= Eva Reich =

American physician

Dr. Eva Renate Reich (27 April 1924 – 10 August 2008) also credited as Dr. Eva Reich Moise, was an Austrian-American physician. She continued some of her father, Wilhelm Reich's controversial work on orgonomy, and found recognition for energy massage during the New Age movements of the 1960s. She also developed a type of infant massage for babies with colic known as butterfly baby massage.

== Early life and education ==
Reich was born on 27 April 1924 in Vienna. She was the eldest child of Annie Pink and Wilhelm Reich. Her parents were both well-known Freudian psychoanalysts. The family moved to America in 1938 when Eva was the age of 14.

She studied at Barnard College and then obtained a medical degree from Women's Medical College of Pennsylvania. Reich did her residency in pediatrics in New York. In 1951, Reich qualified as a physician.

== Career ==
In 1952, Reich and her husband moved to Hancock and Reich set up in private practice until 1962. After her father's death in 1957, she adapted some of his theories and incorporated them positively into her practice. Reich ran a Montesorri school for 4 years from 1963 to 1966 before returning to medicine.
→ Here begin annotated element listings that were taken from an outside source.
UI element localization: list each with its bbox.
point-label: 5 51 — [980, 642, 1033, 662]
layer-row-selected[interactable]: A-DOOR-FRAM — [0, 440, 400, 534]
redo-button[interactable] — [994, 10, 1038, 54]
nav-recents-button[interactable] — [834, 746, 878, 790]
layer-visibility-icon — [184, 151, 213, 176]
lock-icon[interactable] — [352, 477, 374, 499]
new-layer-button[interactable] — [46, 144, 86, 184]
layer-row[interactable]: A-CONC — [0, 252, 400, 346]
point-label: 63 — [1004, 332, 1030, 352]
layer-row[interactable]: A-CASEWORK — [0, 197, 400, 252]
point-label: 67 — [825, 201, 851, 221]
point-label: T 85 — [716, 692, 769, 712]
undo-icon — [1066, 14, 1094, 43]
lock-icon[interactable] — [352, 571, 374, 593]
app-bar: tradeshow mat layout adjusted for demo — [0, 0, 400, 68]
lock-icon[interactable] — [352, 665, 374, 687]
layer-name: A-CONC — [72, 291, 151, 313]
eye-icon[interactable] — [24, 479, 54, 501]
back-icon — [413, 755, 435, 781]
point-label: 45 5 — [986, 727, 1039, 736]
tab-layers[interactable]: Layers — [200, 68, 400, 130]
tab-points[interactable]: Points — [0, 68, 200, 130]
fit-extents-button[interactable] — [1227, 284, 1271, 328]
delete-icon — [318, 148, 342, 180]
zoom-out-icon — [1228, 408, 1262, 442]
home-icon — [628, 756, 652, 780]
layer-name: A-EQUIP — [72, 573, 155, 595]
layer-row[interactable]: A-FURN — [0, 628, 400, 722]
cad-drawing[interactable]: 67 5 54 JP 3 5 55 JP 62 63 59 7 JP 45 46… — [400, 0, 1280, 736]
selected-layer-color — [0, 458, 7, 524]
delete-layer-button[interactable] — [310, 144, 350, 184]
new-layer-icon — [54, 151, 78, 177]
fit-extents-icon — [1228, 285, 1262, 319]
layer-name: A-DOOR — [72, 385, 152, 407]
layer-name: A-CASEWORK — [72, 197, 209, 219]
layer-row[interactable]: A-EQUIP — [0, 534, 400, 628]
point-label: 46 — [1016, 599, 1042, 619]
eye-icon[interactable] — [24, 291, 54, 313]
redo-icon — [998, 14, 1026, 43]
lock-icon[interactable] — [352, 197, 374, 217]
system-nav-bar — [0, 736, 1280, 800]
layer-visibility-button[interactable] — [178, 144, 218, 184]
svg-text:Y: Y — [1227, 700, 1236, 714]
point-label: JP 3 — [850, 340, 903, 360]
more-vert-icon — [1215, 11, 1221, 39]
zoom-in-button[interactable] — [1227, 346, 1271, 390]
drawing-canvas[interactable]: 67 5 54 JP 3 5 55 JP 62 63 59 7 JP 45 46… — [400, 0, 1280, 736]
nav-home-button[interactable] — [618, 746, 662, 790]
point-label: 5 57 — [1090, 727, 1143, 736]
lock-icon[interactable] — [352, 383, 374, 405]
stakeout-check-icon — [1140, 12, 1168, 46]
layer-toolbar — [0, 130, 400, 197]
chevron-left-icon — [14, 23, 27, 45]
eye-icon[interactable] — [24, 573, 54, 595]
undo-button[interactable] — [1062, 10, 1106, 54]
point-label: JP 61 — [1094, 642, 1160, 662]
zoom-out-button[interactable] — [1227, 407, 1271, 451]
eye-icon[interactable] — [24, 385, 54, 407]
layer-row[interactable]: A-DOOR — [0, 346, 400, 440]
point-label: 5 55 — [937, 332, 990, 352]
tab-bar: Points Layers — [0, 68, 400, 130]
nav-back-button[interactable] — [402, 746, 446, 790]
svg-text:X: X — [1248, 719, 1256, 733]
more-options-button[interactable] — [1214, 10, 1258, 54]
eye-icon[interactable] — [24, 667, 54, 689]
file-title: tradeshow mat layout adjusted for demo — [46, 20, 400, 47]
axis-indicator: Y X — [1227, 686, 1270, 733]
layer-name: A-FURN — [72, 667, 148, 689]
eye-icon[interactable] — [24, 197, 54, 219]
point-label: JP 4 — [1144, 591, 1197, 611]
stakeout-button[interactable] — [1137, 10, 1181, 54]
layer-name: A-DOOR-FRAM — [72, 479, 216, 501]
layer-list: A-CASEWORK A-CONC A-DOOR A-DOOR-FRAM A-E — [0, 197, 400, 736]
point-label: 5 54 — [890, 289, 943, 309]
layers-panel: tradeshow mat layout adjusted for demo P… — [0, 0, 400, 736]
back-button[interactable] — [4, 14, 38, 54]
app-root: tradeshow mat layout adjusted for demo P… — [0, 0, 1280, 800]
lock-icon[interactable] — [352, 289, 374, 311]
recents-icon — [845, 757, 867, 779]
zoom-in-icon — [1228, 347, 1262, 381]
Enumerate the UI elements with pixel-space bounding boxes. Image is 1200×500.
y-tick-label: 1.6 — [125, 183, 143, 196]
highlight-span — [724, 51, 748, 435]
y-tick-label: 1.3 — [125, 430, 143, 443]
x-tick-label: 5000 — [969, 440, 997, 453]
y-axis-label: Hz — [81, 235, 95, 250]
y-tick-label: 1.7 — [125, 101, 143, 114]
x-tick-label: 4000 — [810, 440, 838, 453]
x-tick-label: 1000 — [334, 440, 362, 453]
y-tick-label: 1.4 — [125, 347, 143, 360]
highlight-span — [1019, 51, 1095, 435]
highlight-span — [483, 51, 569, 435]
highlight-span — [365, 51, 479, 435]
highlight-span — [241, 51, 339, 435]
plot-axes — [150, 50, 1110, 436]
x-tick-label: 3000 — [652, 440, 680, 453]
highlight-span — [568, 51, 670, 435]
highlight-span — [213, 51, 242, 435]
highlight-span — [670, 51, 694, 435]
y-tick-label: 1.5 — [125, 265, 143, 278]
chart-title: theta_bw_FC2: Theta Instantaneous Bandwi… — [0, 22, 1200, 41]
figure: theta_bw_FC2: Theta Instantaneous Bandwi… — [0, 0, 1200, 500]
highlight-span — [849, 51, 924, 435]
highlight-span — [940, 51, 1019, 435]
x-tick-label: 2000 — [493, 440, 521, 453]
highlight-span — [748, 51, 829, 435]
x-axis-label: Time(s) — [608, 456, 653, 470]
In 1968, she was delivering babies. From 1970, she operated mobile birth control clinics in Maine. She also developed a type of infant massage for babies with colic dubbed "butterfly baby massage". The method is still used in Europe.
== Personal life and death ==
In 1950, Reich moved to her father's laboratory and an observatory, Orgonon, near Rangeley, Maine. The artist William Moise came to work at Orgonon as her father's assistant and the pair later got married. The couple had one daughter, Renata in 1960. They later divorced in 1974.

Reich retired in 1992 and suffered a series of strokes before her death. She died on 10 August 2008 in Hancock at the age of 84.